Little-oh, the derivative, Taylor's formula

Table of Contents

Derivatives and little-oh

Real-valued functions on the real line

Definition: A real-valued function \(\varphi\) defined for arbitrarily small values of \(h\) is \(o(h)\) for \(h \to 0\) iff

$$ \lim_{h \to 0} \frac{\varphi(h)}{h} = 0 $$

(Lang, 1997, p. 67-68)

Result: A real-valued function \(f\) is differentiable at \(x\) if and only if there exists some number \(L\) and a function \(\varphi\) which is \(o(h)\) for \(h \to 0\) such that for all \(h\) in some neighborhood of \(x\),

$$ f(x + h) = f(x) + Lh + \varphi(h) \qquad (1) $$

(Lang, 1997, p. 67-68)

Proof:

The following proof is from Lang (1997, p. 67-68).

\((\Longrightarrow)\)

Assume \(f\) is differentiable at \(x\). Let

$$ \varphi(h) = \begin{cases} f(x + h) - f(x) - f^\prime(h) h, & h \neq 0 \\ 0, & h = 0 \end{cases} $$

Observe that

$$ \lim_{h \to 0} \frac{\varphi(h)}{h} = \lim_{h \to 0} \frac{f(x + h) - f(x)}{h} - f^\prime(x) = 0 $$

so \(\varphi\) is \(o(h)\) as \(h \to 0\). For \(h \neq 0\), \(f(x+h) = f(x) + Lh + \varphi(h)\) where we have let \(L = f^\prime(x)\). For \(h = 0\), the left-hand side of \((1)\) is \(f(x)\) and the right-hand side is \(f(x) + \varphi(0) = f(x)\).

\((\Longleftarrow)\)

Assume there exists \(L \in \mathbb{R}\) and \(\varphi\) that is \(o(h)\) for \(h \to 0\) such that \(f(x + h) = f(x) + Lh + \varphi(h)\). This implies

$$ \frac{f(x + h) - f(x)}{h} = L + \frac{\varphi(h)}{h} $$

The limit of the right-hand side as \(h \to 0\) exists and is \(L + 0 = L\), so the limit of the left-hand side exists and also must equal \(L\) since limits are unique. Taking the limit gives \(f^\prime(x) = L\), so \(f\) is differentiable at \(x\).

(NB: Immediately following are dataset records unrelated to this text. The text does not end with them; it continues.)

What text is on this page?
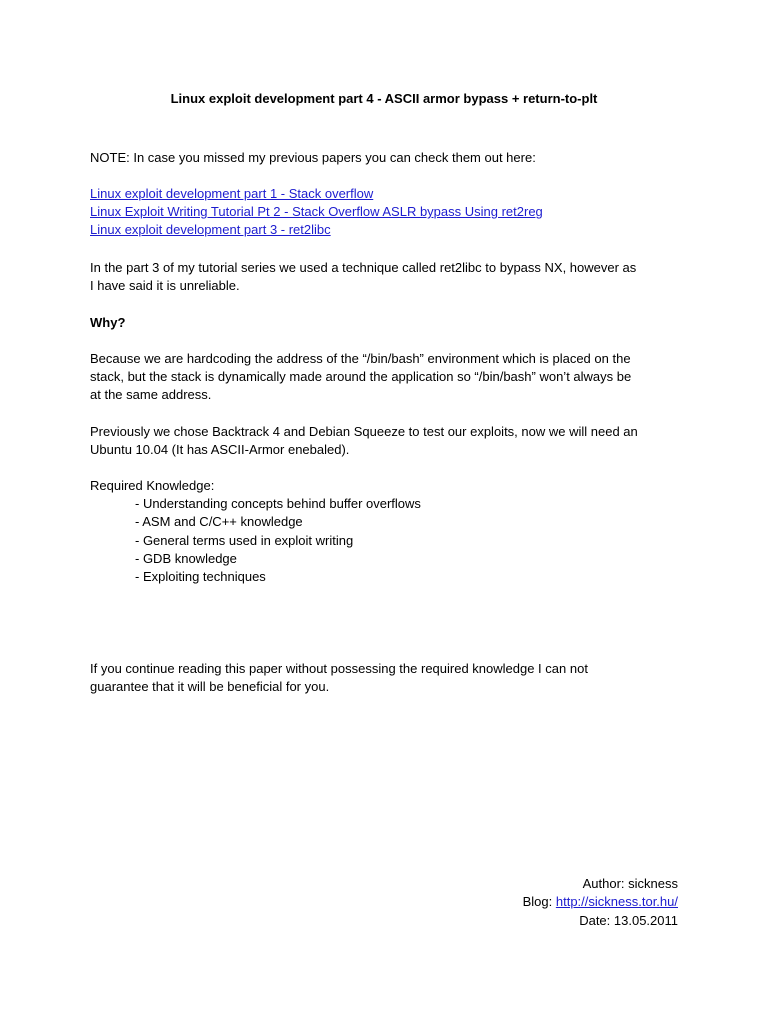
Linux exploit development part 4 - ASCII armor bypass + return-to-plt
NOTE: In case you missed my previous papers you can check them out here:
Linux exploit development part 1 - Stack overflow
Linux Exploit Writing Tutorial Pt 2 - Stack Overflow ASLR bypass Using ret2reg
Linux exploit development part 3 - ret2libc
In the part 3 of my tutorial series we used a technique called ret2libc to bypass NX, however as
I have said it is unreliable.
Why?
Because we are hardcoding the address of the “/bin/bash” environment which is placed on the
stack, but the stack is dynamically made around the application so “/bin/bash” won’t always be
at the same address.
Previously we chose Backtrack 4 and Debian Squeeze to test our exploits, now we will need an
Ubuntu 10.04 (It has ASCII-Armor enebaled).
Required Knowledge:
- Understanding concepts behind buffer overflows
- ASM and C/C++ knowledge
- General terms used in exploit writing
- GDB knowledge
- Exploiting techniques
If you continue reading this paper without possessing the required knowledge I can not
guarantee that it will be beneficial for you.
Author: sickness
Blog: http://sickness.tor.hu/
Date: 13.05.2011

Note on proof of the chain rule for real-valued functions on the real line

The following discussion is from Lang (1997, p. 68):

Note that defining

$$ \psi(h) := \begin{cases} \frac{\varphi(h)}{h}, & h \neq 0 \\ 0, & h = 0 \end{cases} $$

we have that

$$ \psi(h) h = \begin{cases} \varphi(h), & h \neq 0 \\ 0, & h = 0 \end{cases} $$

If we simply define \(\varphi(0) = 0\), we then can just write \(\psi(h) h = \varphi(h)\).

Note that \(\lim_{h \to 0} \psi(h) = 0\).

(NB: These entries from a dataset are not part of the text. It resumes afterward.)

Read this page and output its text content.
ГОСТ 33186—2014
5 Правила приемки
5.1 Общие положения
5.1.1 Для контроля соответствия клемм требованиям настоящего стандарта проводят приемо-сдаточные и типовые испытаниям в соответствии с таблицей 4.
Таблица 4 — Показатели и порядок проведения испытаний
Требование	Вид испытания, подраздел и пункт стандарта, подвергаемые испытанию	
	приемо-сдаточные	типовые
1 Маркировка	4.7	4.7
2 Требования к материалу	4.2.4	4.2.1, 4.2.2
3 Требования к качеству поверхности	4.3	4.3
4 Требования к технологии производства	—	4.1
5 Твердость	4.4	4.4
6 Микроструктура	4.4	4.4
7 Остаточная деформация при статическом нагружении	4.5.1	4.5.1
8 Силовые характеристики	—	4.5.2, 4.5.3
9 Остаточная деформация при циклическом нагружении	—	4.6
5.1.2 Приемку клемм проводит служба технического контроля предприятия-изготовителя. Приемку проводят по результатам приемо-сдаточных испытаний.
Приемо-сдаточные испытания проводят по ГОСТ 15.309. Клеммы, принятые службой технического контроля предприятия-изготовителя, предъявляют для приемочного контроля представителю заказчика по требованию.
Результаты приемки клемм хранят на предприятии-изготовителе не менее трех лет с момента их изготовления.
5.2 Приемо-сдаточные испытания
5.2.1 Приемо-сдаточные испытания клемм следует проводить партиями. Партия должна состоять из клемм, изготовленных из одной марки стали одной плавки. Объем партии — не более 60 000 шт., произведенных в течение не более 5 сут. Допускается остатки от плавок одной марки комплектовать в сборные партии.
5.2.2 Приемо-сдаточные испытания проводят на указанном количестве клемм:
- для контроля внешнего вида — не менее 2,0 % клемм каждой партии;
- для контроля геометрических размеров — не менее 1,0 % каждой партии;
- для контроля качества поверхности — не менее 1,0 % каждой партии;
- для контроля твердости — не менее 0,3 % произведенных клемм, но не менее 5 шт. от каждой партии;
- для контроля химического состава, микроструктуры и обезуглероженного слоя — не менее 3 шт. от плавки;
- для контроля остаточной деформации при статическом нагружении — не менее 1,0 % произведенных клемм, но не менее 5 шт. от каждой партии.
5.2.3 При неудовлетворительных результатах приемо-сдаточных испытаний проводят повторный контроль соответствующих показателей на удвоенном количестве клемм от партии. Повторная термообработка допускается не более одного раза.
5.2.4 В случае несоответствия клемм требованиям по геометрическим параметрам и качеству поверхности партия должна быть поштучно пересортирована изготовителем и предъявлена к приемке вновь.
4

This quantity is used in the proof of the chain rule in Lang (1997, p. 68).

Real-valued functions on \(\mathbb{R}^n\)

Definition: A real-valued function \(\varphi\) defined for all sufficiently small vectors \(h \in \mathbb{R}^n\), \(h \neq 0\) is said to be \(o(h)\) for \(h \to 0\) if and only if

$$ \lim_{h \to 0} \frac{\varphi(h)}{\norm{h}} = 0 $$

(Lang, 1997, p. 379)

Similar to above, if we define \(\varphi(0) = 0\), we have \(\psi(h) \norm{h} = \varphi(h)\) where \(\lim_{h \to 0} \psi(h) = 0\) (Lang, 1997, p. 379).

Similar to the above, for \(U \subseteq \mathbb{R}^n\), we say \(f: U \to R\) is differentiable at \(x\) if there exists \(A \in \mathbb{R}^n\) such that

$$ f(x + h) = f(x) + A \cdot h + \varphi(h) $$

or

$$ f(x + h) = f(x) + A \cdot h + o(h) \qquad (h \to 0) $$

\(A\) is the derivative of \(f\) (the gradient in this case) (Lang, 1997, p.380).

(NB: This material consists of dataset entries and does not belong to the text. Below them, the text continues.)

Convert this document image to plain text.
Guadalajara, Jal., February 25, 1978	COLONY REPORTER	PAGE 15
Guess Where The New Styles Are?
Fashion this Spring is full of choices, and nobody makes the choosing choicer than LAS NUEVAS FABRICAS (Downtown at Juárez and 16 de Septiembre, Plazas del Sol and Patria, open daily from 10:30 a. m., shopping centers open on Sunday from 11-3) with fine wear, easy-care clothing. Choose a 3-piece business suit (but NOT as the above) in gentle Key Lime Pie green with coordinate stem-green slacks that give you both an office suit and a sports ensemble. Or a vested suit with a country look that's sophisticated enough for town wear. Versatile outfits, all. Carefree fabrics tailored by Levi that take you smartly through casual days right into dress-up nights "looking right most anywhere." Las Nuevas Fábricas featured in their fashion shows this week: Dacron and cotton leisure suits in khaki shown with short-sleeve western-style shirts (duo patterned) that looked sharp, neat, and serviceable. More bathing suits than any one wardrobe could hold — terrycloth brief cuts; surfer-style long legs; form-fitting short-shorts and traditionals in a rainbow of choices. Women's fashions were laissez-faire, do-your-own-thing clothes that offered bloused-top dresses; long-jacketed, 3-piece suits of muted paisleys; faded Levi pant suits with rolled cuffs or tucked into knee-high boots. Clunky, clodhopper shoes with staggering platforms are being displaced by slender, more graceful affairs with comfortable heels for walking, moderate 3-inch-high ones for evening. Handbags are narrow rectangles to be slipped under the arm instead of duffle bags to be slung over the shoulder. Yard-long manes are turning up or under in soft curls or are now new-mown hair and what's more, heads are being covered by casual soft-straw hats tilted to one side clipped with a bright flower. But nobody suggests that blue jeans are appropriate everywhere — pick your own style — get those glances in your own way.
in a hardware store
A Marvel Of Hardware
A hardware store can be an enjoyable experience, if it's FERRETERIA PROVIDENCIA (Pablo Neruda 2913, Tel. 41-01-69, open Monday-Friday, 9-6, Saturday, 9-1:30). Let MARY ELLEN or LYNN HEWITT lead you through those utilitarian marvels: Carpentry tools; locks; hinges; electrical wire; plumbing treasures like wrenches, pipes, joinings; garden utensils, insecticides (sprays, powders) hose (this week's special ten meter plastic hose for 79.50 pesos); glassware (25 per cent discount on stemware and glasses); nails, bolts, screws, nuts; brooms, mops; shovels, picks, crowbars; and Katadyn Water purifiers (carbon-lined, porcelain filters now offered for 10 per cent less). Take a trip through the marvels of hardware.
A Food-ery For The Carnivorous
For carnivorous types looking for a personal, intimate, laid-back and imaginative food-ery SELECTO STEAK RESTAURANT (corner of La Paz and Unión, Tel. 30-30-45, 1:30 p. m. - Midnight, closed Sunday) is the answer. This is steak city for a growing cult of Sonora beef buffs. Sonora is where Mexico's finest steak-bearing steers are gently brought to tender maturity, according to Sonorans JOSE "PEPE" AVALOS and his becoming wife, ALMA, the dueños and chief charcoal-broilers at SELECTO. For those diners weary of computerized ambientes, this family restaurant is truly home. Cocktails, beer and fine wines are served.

Functions whose domain and codomain are normed vector spaces

Definition: Let \(U\) be open in \(E\) and let \(x \in U\). Let \(f: U \to F\) be a map. We say \(f\) is differentiable at \(x\) iff there exists a continuous linear map \(\lambda: E \to F\) and a map \(\psi\) defined for all sufficiently small \(h\) in \(E\), with values in \(F\), such that \(\lim_{h \to 0} \psi(h) = 0\) and such that

$$ f(x + h) = f(x) + \lambda(h) + \norm{h} \psi(h) \qquad (2) $$

(Lang, 1997, p. 463)

As observed in Lang, 463, for \(h = 0\), assuming that \(\psi\) is defined at \(0\) and that \(\psi(0) = 0\) contradicts nothing we have said so far.

Similar to above, defining a map \(\varphi: E \to F\) for which

$$ \lim_{h \to 0} \frac{\varphi(h)}{\norm{h}} = 0 $$

we could write \((2)\) as \(f(x + h) = f(x) + \lambda(h) + \varphi(h)\) or simply

$$ f(x + h) = f(x) + \lambda(h) + o(h) \qquad (h \to 0) $$

(Lang, 1997, p. 463-464)

It can be shown (Lang, 1997, p. 463-464) that if the continuous linear map \(\lambda\) exists satisfying \((2)\), then it is uniquely determined by \(f\) and \(x\). This map is called the derivative of \(f\) at \(x\) and is denoted by \(f^\prime(x)\) or \(Df(x)\).

Taylor formula results

Let \(L(E, F)\) be the space of continuous linear maps from \(E\) into \(F\). It is a vector space (Lang, 1997, p. 456).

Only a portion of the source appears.